Despite lower unemployment rate in Kan., staffing struggles continue
WICHITA, Kan. (KWCH) - When looking at the unemployment rate in Kansas, it may appear that a majority of businesses are fully staffed again. However, that’s not the case. Restaurants across Wichita are among those struggling to hire help. Some were even forced to close, and new data suggests this could be a long-term problem for some businesses.
“Help Wanted” signs line the streets outside businesses across Wichita and could be a sign of a workforce revolution.
“It’s unusual. Usually one quits and you have another one, one doesn’t show up and you have extra ones,” said Maurice’s Café owner Therese Srour.
Restaurants continue the struggle to stay fully staffed, even after the unemployment rate dropped to pre-pandemic levels.
“All of us. We all have shortness with waitresses and cooks,” Srour said.
Jeremy Hill with the Economic Development and Business Research Center at Wichita State University is studying current job trends. New data suggests workers in Kansas are shifting from multiple part-time jobs to one full-time job. And more workers than ever are ditching the traditional office space for a remote job.
“There’s been pretty consistent and very persistent data on the percent of households that are doing some kind of telecommunications or remote work,” Hill said. “We’re somewhere around 20 percent.”
The restaurant industry is one of the hardest hit sectors. But some restaurants did recover employees after their minimum wage.

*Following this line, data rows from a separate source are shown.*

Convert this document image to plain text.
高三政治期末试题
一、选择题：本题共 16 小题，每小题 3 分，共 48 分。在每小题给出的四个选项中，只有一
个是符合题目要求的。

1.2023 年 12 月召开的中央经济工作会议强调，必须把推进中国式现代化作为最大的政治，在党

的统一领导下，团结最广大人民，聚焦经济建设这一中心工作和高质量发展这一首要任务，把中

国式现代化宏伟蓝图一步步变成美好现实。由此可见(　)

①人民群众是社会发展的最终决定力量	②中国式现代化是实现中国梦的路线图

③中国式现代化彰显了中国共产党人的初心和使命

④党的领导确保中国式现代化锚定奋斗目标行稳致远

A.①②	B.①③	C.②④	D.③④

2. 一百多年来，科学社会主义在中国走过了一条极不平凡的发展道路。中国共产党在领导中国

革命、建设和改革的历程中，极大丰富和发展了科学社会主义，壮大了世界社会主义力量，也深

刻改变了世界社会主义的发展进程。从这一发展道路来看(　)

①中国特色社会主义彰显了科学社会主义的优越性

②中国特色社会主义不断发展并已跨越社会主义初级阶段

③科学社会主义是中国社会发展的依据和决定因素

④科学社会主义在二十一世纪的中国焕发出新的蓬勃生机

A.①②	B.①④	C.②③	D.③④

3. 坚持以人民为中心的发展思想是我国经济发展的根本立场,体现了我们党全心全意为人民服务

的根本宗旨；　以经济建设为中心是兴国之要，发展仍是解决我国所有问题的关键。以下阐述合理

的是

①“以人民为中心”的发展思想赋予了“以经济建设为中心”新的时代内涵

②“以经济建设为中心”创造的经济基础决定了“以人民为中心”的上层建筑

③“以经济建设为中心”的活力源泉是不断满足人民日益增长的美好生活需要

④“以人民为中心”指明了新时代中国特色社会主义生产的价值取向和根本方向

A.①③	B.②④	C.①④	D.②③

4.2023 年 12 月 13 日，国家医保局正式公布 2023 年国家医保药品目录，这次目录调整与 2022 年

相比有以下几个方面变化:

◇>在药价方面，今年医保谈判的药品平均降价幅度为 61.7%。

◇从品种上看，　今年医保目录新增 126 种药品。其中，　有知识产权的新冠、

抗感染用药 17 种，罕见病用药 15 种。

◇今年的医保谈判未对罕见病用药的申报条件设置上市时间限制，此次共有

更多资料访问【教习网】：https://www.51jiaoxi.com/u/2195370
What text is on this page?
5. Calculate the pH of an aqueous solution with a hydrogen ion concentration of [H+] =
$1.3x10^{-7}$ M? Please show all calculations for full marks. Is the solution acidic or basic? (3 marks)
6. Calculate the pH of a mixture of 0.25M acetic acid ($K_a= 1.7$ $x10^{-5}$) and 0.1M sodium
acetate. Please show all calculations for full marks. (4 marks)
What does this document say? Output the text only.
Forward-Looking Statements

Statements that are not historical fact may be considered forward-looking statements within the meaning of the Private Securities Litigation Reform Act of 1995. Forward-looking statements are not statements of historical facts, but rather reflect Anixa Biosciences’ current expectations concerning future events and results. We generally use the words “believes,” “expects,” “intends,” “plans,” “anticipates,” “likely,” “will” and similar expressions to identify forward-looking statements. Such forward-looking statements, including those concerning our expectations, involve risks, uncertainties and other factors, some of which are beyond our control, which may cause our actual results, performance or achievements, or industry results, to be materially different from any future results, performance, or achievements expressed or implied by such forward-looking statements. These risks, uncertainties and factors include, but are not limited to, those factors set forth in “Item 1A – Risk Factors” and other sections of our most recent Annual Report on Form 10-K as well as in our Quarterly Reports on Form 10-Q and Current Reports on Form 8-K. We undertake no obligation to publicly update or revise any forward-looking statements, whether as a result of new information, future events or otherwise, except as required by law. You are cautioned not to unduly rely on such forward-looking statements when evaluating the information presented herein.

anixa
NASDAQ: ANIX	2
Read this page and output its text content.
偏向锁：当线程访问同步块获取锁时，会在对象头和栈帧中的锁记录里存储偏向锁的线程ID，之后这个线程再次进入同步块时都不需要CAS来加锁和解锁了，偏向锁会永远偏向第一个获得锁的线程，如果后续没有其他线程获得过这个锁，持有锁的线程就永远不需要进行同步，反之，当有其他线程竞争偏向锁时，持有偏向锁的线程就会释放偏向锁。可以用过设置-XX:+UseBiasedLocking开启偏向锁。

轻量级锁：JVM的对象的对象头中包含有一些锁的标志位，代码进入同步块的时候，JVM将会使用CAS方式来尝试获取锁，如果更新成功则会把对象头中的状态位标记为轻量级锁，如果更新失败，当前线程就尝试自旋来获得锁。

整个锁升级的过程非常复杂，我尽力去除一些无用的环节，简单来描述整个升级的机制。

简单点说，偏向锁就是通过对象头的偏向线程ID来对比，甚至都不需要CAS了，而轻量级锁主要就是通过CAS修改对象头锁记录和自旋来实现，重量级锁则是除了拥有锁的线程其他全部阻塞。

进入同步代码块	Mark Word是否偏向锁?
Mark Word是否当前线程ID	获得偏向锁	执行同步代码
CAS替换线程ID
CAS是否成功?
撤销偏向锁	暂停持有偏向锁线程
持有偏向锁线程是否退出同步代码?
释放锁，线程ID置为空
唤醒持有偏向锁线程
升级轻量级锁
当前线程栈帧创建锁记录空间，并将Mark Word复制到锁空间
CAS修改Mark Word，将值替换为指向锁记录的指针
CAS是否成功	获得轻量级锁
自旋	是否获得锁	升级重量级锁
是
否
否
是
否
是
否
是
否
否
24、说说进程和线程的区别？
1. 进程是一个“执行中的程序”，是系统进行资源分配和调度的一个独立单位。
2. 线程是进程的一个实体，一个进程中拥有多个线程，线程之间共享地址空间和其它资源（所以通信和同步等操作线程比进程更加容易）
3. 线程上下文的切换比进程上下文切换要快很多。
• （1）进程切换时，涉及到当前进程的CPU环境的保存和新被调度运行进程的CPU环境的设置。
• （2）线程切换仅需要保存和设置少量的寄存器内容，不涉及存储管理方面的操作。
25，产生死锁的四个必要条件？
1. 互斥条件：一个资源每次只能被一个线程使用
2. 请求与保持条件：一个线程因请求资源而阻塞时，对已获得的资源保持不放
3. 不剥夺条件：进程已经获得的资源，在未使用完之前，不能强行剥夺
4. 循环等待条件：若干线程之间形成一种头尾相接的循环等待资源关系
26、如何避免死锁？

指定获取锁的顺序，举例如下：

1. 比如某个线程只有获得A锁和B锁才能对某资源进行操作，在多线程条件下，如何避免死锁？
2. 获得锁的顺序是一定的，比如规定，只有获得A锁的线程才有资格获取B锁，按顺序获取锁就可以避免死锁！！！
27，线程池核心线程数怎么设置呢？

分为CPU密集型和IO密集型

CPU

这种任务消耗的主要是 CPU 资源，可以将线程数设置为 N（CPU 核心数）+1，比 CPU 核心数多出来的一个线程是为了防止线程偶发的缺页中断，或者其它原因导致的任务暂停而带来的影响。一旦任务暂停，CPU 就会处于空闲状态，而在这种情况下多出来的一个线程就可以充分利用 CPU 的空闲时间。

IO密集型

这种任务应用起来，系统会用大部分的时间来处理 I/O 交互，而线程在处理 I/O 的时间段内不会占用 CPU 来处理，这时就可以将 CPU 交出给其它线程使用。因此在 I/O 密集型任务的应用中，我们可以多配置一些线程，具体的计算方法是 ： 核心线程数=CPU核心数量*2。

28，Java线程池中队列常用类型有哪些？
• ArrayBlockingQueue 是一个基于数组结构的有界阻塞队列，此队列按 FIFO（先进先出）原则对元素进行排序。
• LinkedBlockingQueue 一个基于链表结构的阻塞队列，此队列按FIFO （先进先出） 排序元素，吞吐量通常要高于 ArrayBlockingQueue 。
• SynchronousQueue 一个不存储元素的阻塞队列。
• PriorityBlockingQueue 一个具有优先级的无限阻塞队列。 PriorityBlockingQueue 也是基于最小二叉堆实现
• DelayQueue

“When you look at salaries and wages in Kansas, one of the things I say is, we don’t have a labor problem, we have a wage problem,” Hill said. “over the last decade, wages in Kansas did not keep up with the national level. We fell behind. We have more pressure now to raise those wages.”
That’s a sign that it might costs businesses more right now to attract and retain new employees.
Recently, one Wichita restaurant, Meddy’s, saw an influx of applications after raising its minimum wage for hosts up to $20 and $25 for bartenders. Hill said restaurants may have to adapt to be able to compete, but in the long run, this could increase costs of dining experiences.